Pero su corazón le comunicaba otras cosas. Ella por una vez desde que empezó todo eso deseó la paz sinceramente y no lo escuchó, o trató de no hacerlo. Pero cuando salió al balcón ahí estaba él, sonriendo bajo el árbol. Su mente, haciéndole creer que él era su felicidad. Sin darse cuenta apoyó el mentón sobre una mano y miró el cielo sin verlo, imaginando que finalmente él se plantaba ante ella y quién sabe cuántas cosas más. Hasta cuándo esa incertidumbre exacerbada? Hasta cuándo monopolizaría así su cabeza? "Quiero aire" pensó ella. Bajó del balcón a la calle y lo vio venir, entró al almacén de la esquina. Ella se emocionó y no supo qué hacer. Le perturbaba profundamente que él no fuera claro con sus señales.
Tomó la bolsa de mercado y decidió que ese era el mejor momento para comprar los ingredientes del almuerzo.
"Antes que sea demasiado tarde" dijo, y salió.

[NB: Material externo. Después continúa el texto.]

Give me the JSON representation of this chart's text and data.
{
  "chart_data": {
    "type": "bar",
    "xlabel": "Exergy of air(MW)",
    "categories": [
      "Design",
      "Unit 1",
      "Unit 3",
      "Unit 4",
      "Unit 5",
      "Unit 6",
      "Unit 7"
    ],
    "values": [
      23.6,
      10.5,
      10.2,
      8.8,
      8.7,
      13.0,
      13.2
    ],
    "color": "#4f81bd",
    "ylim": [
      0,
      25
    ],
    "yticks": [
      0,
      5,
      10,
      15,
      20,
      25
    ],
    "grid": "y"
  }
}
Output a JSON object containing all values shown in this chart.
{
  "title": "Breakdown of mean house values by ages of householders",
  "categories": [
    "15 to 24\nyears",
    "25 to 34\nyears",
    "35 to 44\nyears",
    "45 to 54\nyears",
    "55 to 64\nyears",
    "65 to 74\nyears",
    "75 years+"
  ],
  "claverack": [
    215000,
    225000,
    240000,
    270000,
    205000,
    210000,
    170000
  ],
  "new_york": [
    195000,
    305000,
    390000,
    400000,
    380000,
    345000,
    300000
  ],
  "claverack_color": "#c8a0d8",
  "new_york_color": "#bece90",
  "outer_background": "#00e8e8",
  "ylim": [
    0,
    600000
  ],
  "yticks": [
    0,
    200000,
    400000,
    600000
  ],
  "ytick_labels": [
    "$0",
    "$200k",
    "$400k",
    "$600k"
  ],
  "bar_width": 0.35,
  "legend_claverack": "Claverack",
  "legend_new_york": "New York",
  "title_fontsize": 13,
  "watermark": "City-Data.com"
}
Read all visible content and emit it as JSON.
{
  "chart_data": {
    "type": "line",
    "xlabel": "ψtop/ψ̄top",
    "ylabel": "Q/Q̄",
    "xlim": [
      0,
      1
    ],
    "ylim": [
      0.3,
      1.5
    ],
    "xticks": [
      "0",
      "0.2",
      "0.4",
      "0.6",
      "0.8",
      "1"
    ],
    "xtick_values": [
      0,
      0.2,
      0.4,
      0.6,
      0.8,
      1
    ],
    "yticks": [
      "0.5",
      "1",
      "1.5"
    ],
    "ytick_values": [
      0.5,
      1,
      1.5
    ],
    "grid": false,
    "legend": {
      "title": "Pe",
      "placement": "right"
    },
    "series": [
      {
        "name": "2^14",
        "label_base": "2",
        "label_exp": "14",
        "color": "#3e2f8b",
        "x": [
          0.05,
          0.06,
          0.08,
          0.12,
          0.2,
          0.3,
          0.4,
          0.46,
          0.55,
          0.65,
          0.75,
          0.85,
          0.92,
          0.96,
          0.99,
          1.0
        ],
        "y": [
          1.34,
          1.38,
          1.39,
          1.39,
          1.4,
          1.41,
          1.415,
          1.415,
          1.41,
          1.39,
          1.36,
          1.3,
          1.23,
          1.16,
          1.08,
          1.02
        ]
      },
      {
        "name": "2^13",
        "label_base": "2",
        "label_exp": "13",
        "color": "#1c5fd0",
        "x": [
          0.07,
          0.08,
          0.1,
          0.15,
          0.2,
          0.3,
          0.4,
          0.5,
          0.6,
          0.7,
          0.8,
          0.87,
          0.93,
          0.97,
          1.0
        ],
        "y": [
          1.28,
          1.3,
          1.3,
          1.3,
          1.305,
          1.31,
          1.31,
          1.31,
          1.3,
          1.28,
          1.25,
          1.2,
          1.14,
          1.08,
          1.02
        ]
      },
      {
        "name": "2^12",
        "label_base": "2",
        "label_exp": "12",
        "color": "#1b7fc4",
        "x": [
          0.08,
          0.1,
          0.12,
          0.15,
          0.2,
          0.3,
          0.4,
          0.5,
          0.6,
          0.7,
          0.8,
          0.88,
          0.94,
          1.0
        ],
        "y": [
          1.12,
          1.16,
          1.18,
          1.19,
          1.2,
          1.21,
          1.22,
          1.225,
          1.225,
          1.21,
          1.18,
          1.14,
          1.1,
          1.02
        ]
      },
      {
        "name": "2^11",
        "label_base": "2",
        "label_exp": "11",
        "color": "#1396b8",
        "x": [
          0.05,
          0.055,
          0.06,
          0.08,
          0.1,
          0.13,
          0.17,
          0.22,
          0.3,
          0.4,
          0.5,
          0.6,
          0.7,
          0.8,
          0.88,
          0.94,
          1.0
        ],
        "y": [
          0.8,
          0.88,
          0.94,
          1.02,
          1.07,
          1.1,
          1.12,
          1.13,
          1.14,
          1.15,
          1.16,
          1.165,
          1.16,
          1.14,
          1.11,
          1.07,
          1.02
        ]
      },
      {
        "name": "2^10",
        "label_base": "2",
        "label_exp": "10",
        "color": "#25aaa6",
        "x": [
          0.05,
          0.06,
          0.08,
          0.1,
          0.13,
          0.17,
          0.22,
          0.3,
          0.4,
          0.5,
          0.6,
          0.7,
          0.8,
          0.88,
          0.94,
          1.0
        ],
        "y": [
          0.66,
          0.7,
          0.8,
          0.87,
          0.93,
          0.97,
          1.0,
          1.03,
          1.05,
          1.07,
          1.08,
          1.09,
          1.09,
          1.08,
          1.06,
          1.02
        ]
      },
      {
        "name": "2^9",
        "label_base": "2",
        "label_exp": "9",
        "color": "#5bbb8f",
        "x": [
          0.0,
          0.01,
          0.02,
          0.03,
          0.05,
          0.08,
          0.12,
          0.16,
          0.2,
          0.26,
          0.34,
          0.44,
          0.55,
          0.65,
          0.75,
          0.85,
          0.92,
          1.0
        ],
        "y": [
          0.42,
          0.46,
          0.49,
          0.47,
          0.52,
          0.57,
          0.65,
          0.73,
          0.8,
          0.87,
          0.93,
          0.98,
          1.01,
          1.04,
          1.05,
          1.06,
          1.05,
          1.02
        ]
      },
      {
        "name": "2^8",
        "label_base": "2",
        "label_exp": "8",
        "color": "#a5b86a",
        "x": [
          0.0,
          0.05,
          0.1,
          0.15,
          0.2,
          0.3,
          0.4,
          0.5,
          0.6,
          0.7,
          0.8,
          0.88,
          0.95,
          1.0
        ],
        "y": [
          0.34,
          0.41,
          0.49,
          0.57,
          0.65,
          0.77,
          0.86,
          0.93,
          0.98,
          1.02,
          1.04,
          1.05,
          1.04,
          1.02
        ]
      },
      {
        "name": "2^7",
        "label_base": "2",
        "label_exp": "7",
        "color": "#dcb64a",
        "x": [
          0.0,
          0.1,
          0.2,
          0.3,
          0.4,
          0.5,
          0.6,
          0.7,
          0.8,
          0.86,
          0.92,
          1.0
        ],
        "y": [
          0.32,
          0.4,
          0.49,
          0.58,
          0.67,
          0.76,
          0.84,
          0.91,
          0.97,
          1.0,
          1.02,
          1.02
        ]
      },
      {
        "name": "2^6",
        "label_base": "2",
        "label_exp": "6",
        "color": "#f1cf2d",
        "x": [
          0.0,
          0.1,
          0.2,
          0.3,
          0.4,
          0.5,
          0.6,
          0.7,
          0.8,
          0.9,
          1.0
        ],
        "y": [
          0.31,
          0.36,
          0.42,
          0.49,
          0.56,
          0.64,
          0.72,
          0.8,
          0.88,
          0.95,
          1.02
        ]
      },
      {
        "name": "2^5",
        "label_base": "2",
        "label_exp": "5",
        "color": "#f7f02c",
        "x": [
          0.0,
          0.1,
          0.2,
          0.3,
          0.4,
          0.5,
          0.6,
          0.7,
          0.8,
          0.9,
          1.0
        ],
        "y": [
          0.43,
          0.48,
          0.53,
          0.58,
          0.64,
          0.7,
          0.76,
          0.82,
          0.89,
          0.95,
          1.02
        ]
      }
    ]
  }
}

Entró, el sujeto estaba en la cabina teléfonica, y ella se preguntaba si todo el tiempo había vivido en el barrio y ella sin darse cuenta. De repente él salió; el almacenero preguntó "Sí? Qué va a llevar?"; la chica estiro el brazo para llegar al hombro del muchacho y poder decirle...
"Mi novia es tía"
"Uh! no me digas! Entonces vos también! Qué bien che, qué alegría!" el almacenero parecía de verdad contento. Él vivía cerca o de alguna forma el almacenero era su amigo.
"Señorita?"
"Deme esa lata de leche condensada".